Она восхищается её прической, но при этом говорит:
— А я бы хотела поиграть так, чтобы она была доктором.
Я раздражаюсь, потому что созданная мной героиня совсем не похожа на врача, уже открываю рот, чтобы сказать об этом, но поворачиваюсь и вижу лицо девочки, которая живёт со мной в одном подъезде.
Место на лбу, где был прыщ, впервые за две недели не скрывает пластырь. Теперь на этом месте кружок светлой, ещё немного розовой, но ровной кожи.
Я смотрю с восхищением на это место и произношу:
— Вау!
Она улыбается, трогает кончиком пальца лоб и говорит:
— Да, уже почти прошёл, родители сказали, что завтра уже можно в школу.
Я заворожённо смотрю на этот идеальный кусочек кожи, на котором нет ни одной веснушки, хотя всё остальное её лицо ими густо покрыто. Оно покрыто ими гораздо гуще, чем моё. По сравнению с ней, у меня их практически нет.
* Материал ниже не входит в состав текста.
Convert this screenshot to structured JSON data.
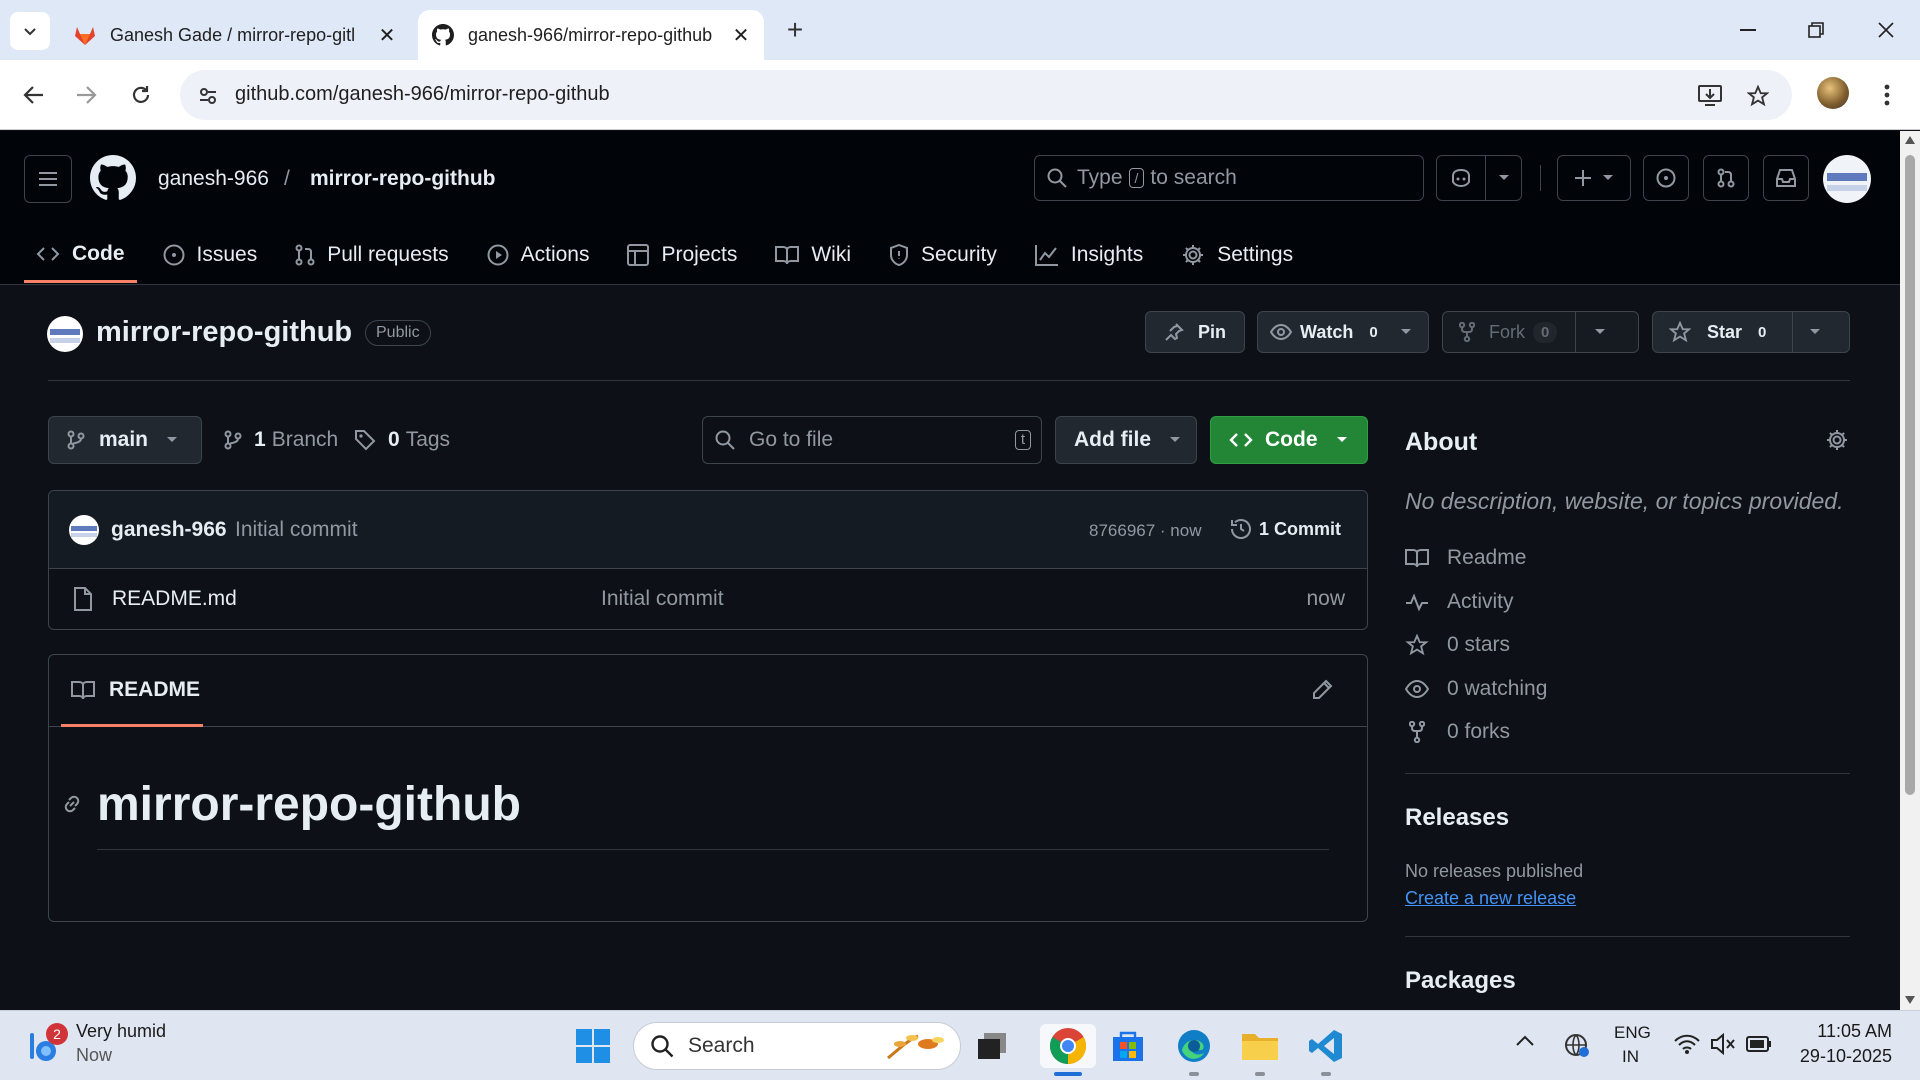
{
  "browser": {
    "tabs": [
      {
        "title": "Ganesh Gade / mirror-repo-gitl",
        "active": false
      },
      {
        "title": "ganesh-966/mirror-repo-github",
        "active": true
      }
    ],
    "new_tab": "+",
    "url": "github.com/ganesh-966/mirror-repo-github"
  },
  "header": {
    "owner": "ganesh-966",
    "separator": "/",
    "repo": "mirror-repo-github",
    "search_prefix": "Type",
    "search_key": "/",
    "search_suffix": "to search"
  },
  "nav": {
    "tabs": [
      {
        "label": "Code",
        "icon": "code-icon",
        "active": true
      },
      {
        "label": "Issues",
        "icon": "issue-icon"
      },
      {
        "label": "Pull requests",
        "icon": "pull-request-icon"
      },
      {
        "label": "Actions",
        "icon": "play-icon"
      },
      {
        "label": "Projects",
        "icon": "table-icon"
      },
      {
        "label": "Wiki",
        "icon": "book-icon"
      },
      {
        "label": "Security",
        "icon": "shield-icon"
      },
      {
        "label": "Insights",
        "icon": "graph-icon"
      },
      {
        "label": "Settings",
        "icon": "gear-icon"
      }
    ]
  },
  "repo": {
    "name": "mirror-repo-github",
    "visibility": "Public",
    "pin_label": "Pin",
    "watch_label": "Watch",
    "watch_count": "0",
    "fork_label": "Fork",
    "fork_count": "0",
    "star_label": "Star",
    "star_count": "0"
  },
  "toolbar": {
    "branch": "main",
    "branches": "1 Branch",
    "branches_num": "1",
    "branches_word": "Branch",
    "tags_num": "0",
    "tags_word": "Tags",
    "go_to_file": "Go to file",
    "go_to_file_key": "t",
    "add_file": "Add file",
    "code": "Code"
  },
  "latest_commit": {
    "author": "ganesh-966",
    "message": "Initial commit",
    "sha": "8766967 · now",
    "commits": "1 Commit"
  },
  "files": [
    {
      "name": "README.md",
      "message": "Initial commit",
      "time": "now"
    }
  ],
  "readme": {
    "tab_label": "README",
    "heading": "mirror-repo-github"
  },
  "about": {
    "title": "About",
    "description": "No description, website, or topics provided.",
    "items": [
      {
        "label": "Readme",
        "icon": "book-icon"
      },
      {
        "label": "Activity",
        "icon": "pulse-icon"
      },
      {
        "label": "0 stars",
        "icon": "star-icon"
      },
      {
        "label": "0 watching",
        "icon": "eye-icon"
      },
      {
        "label": "0 forks",
        "icon": "fork-icon"
      }
    ]
  },
  "releases": {
    "title": "Releases",
    "none_text": "No releases published",
    "create_link": "Create a new release"
  },
  "packages": {
    "title": "Packages"
  },
  "taskbar": {
    "weather_badge": "2",
    "weather_title": "Very humid",
    "weather_sub": "Now",
    "search": "Search",
    "lang_top": "ENG",
    "lang_bottom": "IN",
    "time": "11:05 AM",
    "date": "29-10-2025"
  },
  "colors": {
    "accent_green": "#238636",
    "tab_underline": "#f78166",
    "link_blue": "#4493f8"
  }
}
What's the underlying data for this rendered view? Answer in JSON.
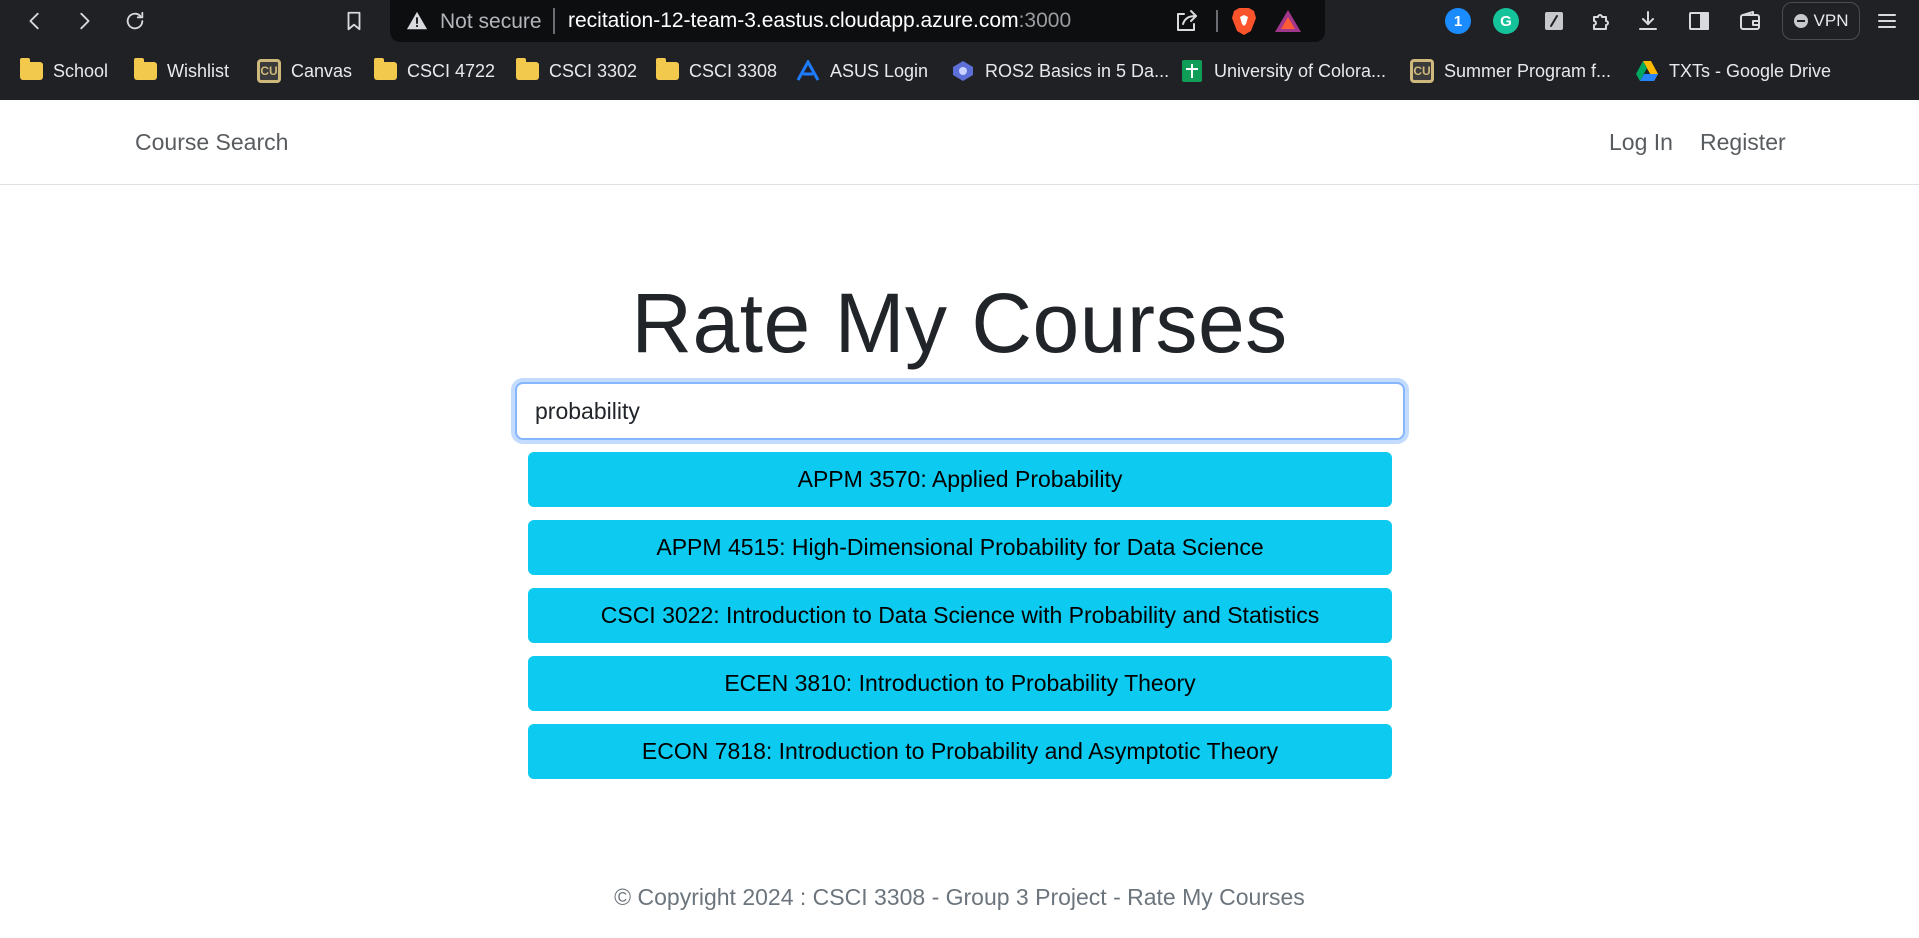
{
  "browser": {
    "security_label": "Not secure",
    "url_host": "recitation-12-team-3.eastus.cloudapp.azure.com",
    "url_port": ":3000",
    "vpn_label": "VPN",
    "bookmarks": [
      {
        "label": "School",
        "icon": "folder-icon"
      },
      {
        "label": "Wishlist",
        "icon": "folder-icon"
      },
      {
        "label": "Canvas",
        "icon": "cu-logo-icon"
      },
      {
        "label": "CSCI 4722",
        "icon": "folder-icon"
      },
      {
        "label": "CSCI 3302",
        "icon": "folder-icon"
      },
      {
        "label": "CSCI 3308",
        "icon": "folder-icon"
      },
      {
        "label": "ASUS Login",
        "icon": "asus-icon"
      },
      {
        "label": "ROS2 Basics in 5 Da...",
        "icon": "ros-icon"
      },
      {
        "label": "University of Colora...",
        "icon": "sheets-icon"
      },
      {
        "label": "Summer Program f...",
        "icon": "cu-logo-icon"
      },
      {
        "label": "TXTs - Google Drive",
        "icon": "drive-icon"
      }
    ],
    "more_glyph": "»"
  },
  "navbar": {
    "brand": "Course Search",
    "login": "Log In",
    "register": "Register"
  },
  "hero": {
    "title": "Rate My Courses"
  },
  "search": {
    "value": "probability"
  },
  "results": [
    "APPM 3570: Applied Probability",
    "APPM 4515: High-Dimensional Probability for Data Science",
    "CSCI 3022: Introduction to Data Science with Probability and Statistics",
    "ECEN 3810: Introduction to Probability Theory",
    "ECON 7818: Introduction to Probability and Asymptotic Theory"
  ],
  "footer": {
    "text": "© Copyright 2024 : CSCI 3308 - Group 3 Project - Rate My Courses"
  },
  "colors": {
    "accent_button": "#0dcaf0",
    "focus_border": "#86b7fe",
    "chrome_bg": "#202124"
  }
}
У меня нет их на руках, нет на ногах, нет на плечах и нет на спине.
Я знаю, что ей приходится с ними тяжелее, чем мне, поэтому я спешу поздравить её с приобретением такого потрясающе чистого кусочка кожи и говорю:
— Так вот, оказывается, что нужно делать, чтобы избавиться от веснушек, надо просто содрать с себя кожу. Вот бы сделать так полностью, представляешь, как было бы круто?
Странно, обычно девочка, которая живёт со мной в одном подъезде, соглашается со всем, что я говорю и делаю, но тут она молчит.
Странным мне это кажется потому, что это точно лучше всех тех многочисленных народных способов, которые по совету бабушек, тёть и мамы я успела испробовать.
Я знаю, что прикладывать огурцы не помогает. Я знаю, что перемолотая петрушка тоже не помогает. Я знаю, что перекись водорода не только не помогает, но ещё и обжигает кожу.
Она молчит, и тогда я говорю ей:
— Хочешь, я сейчас поиграю и потом дам поиграть тебе?
Конечно же она хочет. Она радуется всё время, пока смотрит, как я играю. Рассказывает, что поставила бы в доме своей героини и какую одежду бы ей выбрала.
А потом девочка, у которой всё тело густо покрыто веснушками, уходит, так и не успев поиграть. Ей нужно приготовить ужин к тому времени, когда родители вернутся с работы. Она всегда уходит в одно и то же время. Я уже привыкла и не прошу её остаться.